Let’s take a closer look at the data needs of companies at the Series B stage and beyond. SeatGeek has a great deep dive into how they built out their data pipeline. We’ll highlight a few key points here.
Most of the data problems companies face at this stage fall into four buckets:
- The data isn’t there.
- The data is there, but it isn’t formatted well.
- The data is there, but it isn’t organized well.
- The data is too accessible (and we’ve got too many people poking around in it).
If you’ve built your data tech stack on the 3 gold-standard tools we recommended above - Google Analytics, Looker and Segment -- you’ll avoid problem #1, and you can focus on problems #2-4, which inevitably creep in as a company grows.
SeatGeek has some more tech stack recommendations for this stage, which we endorse:
- Luigi for data processing;
- Redshift for data storage;
- and Looker for data visualization and access.

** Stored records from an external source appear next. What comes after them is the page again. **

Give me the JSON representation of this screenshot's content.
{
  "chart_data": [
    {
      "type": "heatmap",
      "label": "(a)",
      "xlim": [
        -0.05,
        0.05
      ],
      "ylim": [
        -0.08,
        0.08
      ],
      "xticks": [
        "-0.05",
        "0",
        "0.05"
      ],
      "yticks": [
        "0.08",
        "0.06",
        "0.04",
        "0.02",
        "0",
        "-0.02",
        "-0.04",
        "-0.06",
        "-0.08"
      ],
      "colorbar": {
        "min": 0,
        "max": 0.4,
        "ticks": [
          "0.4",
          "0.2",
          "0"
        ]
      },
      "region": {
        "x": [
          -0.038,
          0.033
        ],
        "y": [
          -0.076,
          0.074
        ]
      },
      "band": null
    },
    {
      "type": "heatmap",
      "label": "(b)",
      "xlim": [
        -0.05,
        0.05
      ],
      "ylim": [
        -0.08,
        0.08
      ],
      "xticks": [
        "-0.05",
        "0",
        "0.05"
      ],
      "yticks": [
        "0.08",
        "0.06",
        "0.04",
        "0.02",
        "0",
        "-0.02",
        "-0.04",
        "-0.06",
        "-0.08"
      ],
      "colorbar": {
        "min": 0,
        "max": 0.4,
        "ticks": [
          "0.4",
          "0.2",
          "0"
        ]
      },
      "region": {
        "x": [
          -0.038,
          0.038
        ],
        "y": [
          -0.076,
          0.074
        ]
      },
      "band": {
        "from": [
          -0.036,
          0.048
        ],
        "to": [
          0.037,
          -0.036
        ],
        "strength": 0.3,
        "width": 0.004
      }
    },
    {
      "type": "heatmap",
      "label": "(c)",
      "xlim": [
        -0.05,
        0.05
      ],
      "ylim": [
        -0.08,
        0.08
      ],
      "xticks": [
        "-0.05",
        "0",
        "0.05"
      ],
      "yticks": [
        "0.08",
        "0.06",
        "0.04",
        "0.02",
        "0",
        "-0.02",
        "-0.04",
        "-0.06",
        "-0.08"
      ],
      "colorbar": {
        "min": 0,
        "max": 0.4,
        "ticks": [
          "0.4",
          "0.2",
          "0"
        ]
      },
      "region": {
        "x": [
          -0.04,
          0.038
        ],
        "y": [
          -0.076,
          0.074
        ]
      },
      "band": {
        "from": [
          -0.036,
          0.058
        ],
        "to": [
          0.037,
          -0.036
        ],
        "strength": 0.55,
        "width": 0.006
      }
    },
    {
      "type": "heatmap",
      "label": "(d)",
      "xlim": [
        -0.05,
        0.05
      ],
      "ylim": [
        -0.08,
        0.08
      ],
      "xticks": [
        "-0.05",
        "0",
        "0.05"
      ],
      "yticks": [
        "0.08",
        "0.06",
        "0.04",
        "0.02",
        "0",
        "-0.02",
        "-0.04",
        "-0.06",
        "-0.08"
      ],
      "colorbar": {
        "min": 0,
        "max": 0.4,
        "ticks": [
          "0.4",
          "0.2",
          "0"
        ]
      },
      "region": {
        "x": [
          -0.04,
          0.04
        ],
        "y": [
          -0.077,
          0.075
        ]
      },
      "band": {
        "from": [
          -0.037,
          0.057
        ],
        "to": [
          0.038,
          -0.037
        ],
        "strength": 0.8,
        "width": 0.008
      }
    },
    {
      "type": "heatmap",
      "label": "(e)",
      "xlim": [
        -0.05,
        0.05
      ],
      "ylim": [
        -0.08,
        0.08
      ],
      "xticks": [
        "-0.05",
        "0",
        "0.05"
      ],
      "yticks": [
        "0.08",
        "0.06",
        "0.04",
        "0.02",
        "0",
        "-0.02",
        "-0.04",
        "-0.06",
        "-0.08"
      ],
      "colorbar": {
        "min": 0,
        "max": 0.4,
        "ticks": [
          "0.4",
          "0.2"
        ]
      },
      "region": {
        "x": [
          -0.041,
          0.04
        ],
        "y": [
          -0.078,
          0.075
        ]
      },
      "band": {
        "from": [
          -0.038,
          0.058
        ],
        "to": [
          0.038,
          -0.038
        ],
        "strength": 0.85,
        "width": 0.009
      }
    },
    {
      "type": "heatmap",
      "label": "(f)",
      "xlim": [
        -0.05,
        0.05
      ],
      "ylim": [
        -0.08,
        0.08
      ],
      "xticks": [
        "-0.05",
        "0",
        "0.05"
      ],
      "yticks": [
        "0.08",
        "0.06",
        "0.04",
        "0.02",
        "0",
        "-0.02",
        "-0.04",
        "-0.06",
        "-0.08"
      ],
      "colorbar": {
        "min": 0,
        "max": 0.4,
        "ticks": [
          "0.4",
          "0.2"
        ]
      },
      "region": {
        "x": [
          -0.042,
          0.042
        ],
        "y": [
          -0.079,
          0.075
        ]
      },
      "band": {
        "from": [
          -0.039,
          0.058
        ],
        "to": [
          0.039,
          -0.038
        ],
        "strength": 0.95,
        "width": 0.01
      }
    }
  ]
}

At this stage, you need to separate out those 3 pillars as distinct responsibilities for your data engineers (or whoever’s responsible for your data quality and availability). Once you’ve reached the point that your business is thinking about its own data ETL (extract>transform>load), you’ve progressed beyond what off-the-shelf data platforms can offer, and you’re ready to take more ownership of your data in-house.

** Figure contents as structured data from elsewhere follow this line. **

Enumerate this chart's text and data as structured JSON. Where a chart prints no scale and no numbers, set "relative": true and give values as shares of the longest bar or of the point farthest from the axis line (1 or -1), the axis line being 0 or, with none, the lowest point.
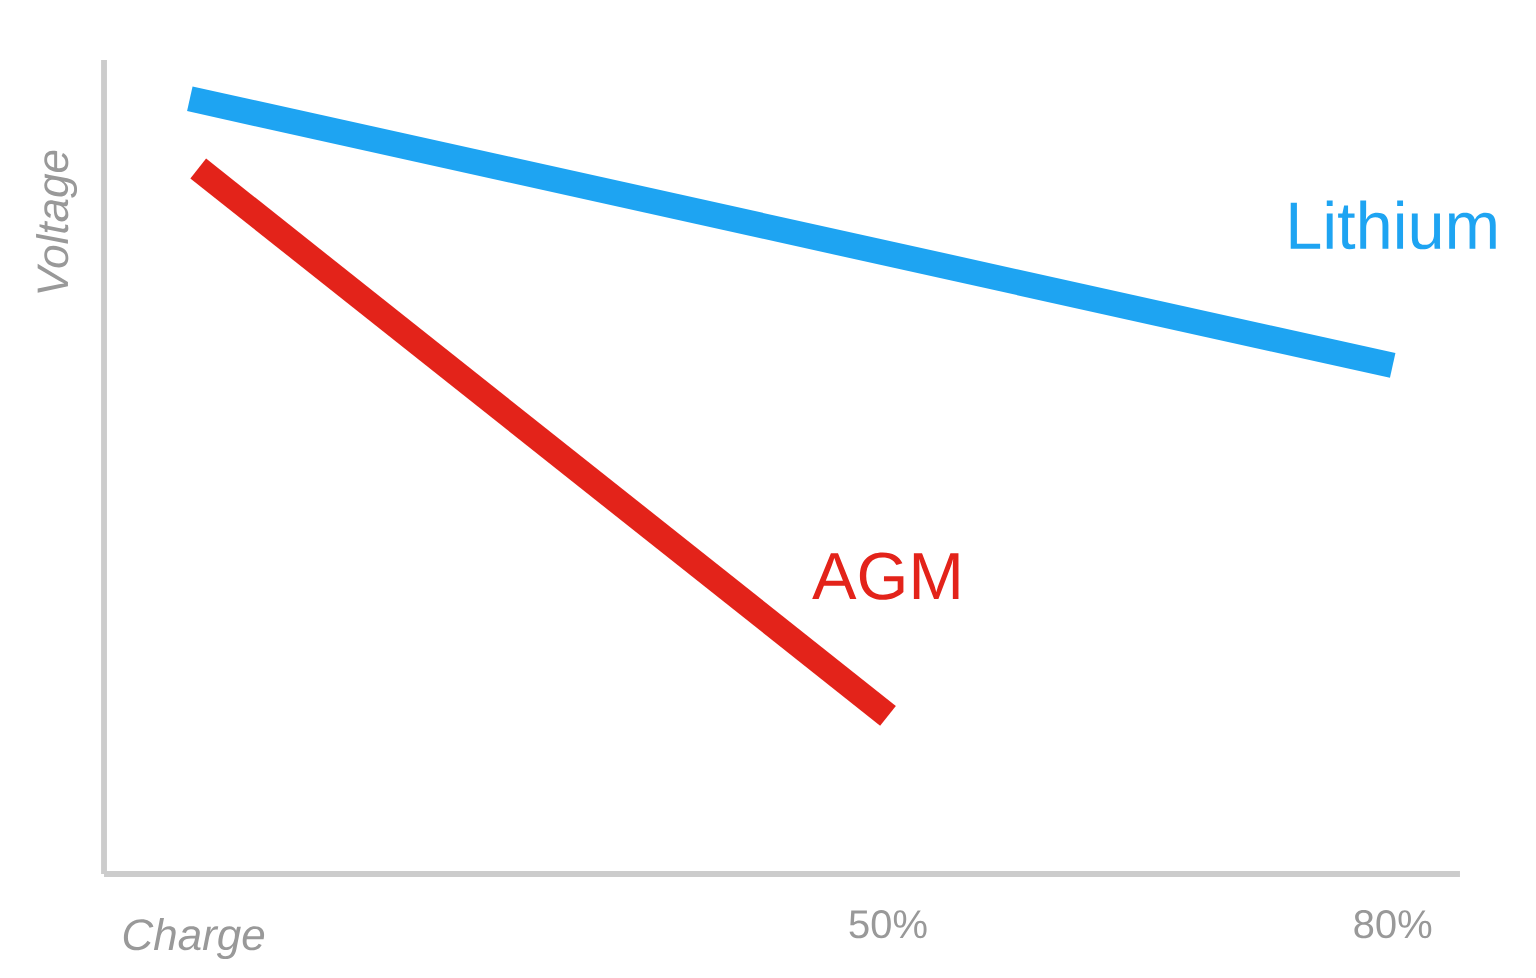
{
  "chart_data": {
    "type": "line",
    "relative": true,
    "xlabel": "Charge",
    "ylabel": "Voltage",
    "xlim": [
      3.4,
      84
    ],
    "xticks": [
      {
        "value": 50,
        "label": "50%"
      },
      {
        "value": 80,
        "label": "80%"
      }
    ],
    "legend": false,
    "marker": "none",
    "line_style": "solid",
    "series": [
      {
        "name": "Lithium",
        "color": "#1ea4f2",
        "x": [
          8.5,
          80
        ],
        "values": [
          1,
          0.656
        ]
      },
      {
        "name": "AGM",
        "color": "#e3231a",
        "x": [
          9,
          50
        ],
        "values": [
          0.91,
          0.204
        ]
      }
    ]
  }
}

If data becomes integral to your business, as it is for companies like Netflix, Pinterest, Zulily, and Spotify, your needs will be much more intensive. Looker has a great article on the considerations these companies face as they build out world-class data tech stacks to drive original business solutions.
Common misconceptions about data strategy
M13 works with a lot of founders. Here are some of the most common misconceptions we see when it comes to working with data:
- “If I’m not looking at all the data, all the time, I’m missing something.” We often ask founders to tell us about the last 5 decisions they made—and how data could have helped them make a better decision. And yes, sometimes this exercise surfaces a data point that’s worth capturing and analyzing for future use. But a lot of times, the decisions they mention didn’t depend on data. You don’t have to look at data for every decision. Sometimes it’s OK to look at less data.

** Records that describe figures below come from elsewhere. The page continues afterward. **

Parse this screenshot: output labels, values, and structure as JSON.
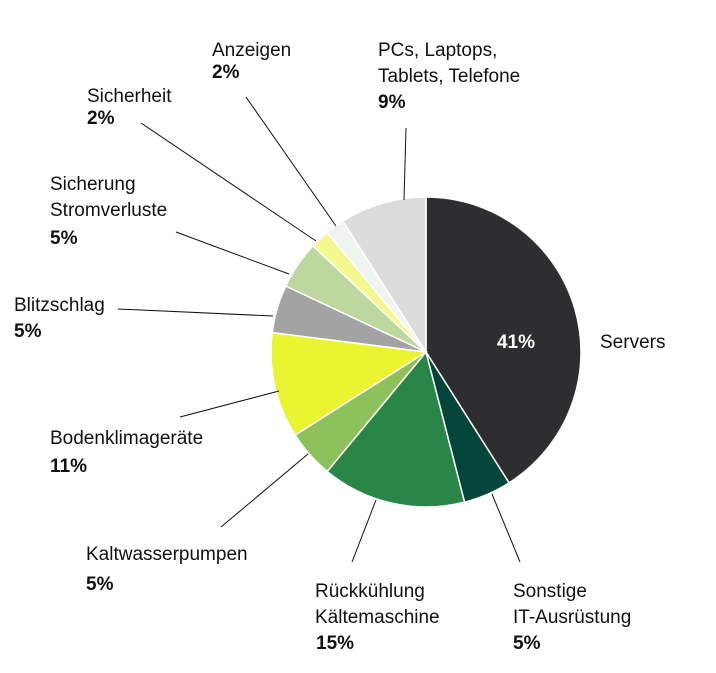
{
  "chart_data": {
    "type": "pie",
    "title": "",
    "start_angle_deg": 0,
    "direction": "clockwise",
    "slices": [
      {
        "name": "Servers",
        "label_lines": [
          "Servers"
        ],
        "value": 41,
        "value_label": "41%",
        "color": "#2e2e30"
      },
      {
        "name": "Sonstige IT-Ausrüstung",
        "label_lines": [
          "Sonstige",
          "IT-Ausrüstung"
        ],
        "value": 5,
        "value_label": "5%",
        "color": "#03453a"
      },
      {
        "name": "Rückkühlung Kältemaschine",
        "label_lines": [
          "Rückkühlung",
          "Kältemaschine"
        ],
        "value": 15,
        "value_label": "15%",
        "color": "#2a8549"
      },
      {
        "name": "Kaltwasserpumpen",
        "label_lines": [
          "Kaltwasserpumpen"
        ],
        "value": 5,
        "value_label": "5%",
        "color": "#8dc15b"
      },
      {
        "name": "Bodenklimageräte",
        "label_lines": [
          "Bodenklimageräte"
        ],
        "value": 11,
        "value_label": "11%",
        "color": "#eaf431"
      },
      {
        "name": "Blitzschlag",
        "label_lines": [
          "Blitzschlag"
        ],
        "value": 5,
        "value_label": "5%",
        "color": "#a3a3a3"
      },
      {
        "name": "Sicherung Stromverluste",
        "label_lines": [
          "Sicherung",
          "Stromverluste"
        ],
        "value": 5,
        "value_label": "5%",
        "color": "#bcd89e"
      },
      {
        "name": "Sicherheit",
        "label_lines": [
          "Sicherheit"
        ],
        "value": 2,
        "value_label": "2%",
        "color": "#f3f88f"
      },
      {
        "name": "Anzeigen",
        "label_lines": [
          "Anzeigen"
        ],
        "value": 2,
        "value_label": "2%",
        "color": "#eff4ee"
      },
      {
        "name": "PCs, Laptops, Tablets, Telefone",
        "label_lines": [
          "PCs, Laptops,",
          "Tablets, Telefone"
        ],
        "value": 9,
        "value_label": "9%",
        "color": "#dcdcdc"
      }
    ]
  }
}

- “I have to automate all my data.” If you’ve selected the right KPIs to focus on, you usually don’t need to automate anything. Solid data analysis can be pretty low-fi. You can make most decisions with math you can do on a napkin.
- “Every department needs its own custom data stack.” For raw data capture, you need a single source of truth. Don’t build your data stack with silos. You want to avoid a situation where your CFO claims you acquired X customers last month, but your CMO’s data gives a different figure. The raw data stack we’ve recommended allows you to capture everything, so you can always build analysis on top of it or go hunting for a specific answer. But our data philosophy is capture everything, focus on almost nothing (at first).
Remember, data is meaningless on its own. Data analysis shouldn’t be seen as a super-wonky dive into the weeds. Rather, it should be a guided fact-finding mission. You’re going looking for a specific data point that will help you answer a specific question or make a specific decision.
If you don’t know why you need a piece of data, then you don’t need it. It’s so easy to capture data today that it’s easy to fall into the trap of overloading yourself with information. That’s why you need a data strategy that guides the design of your data tech stack.
Data exists to drive better decisions. Period.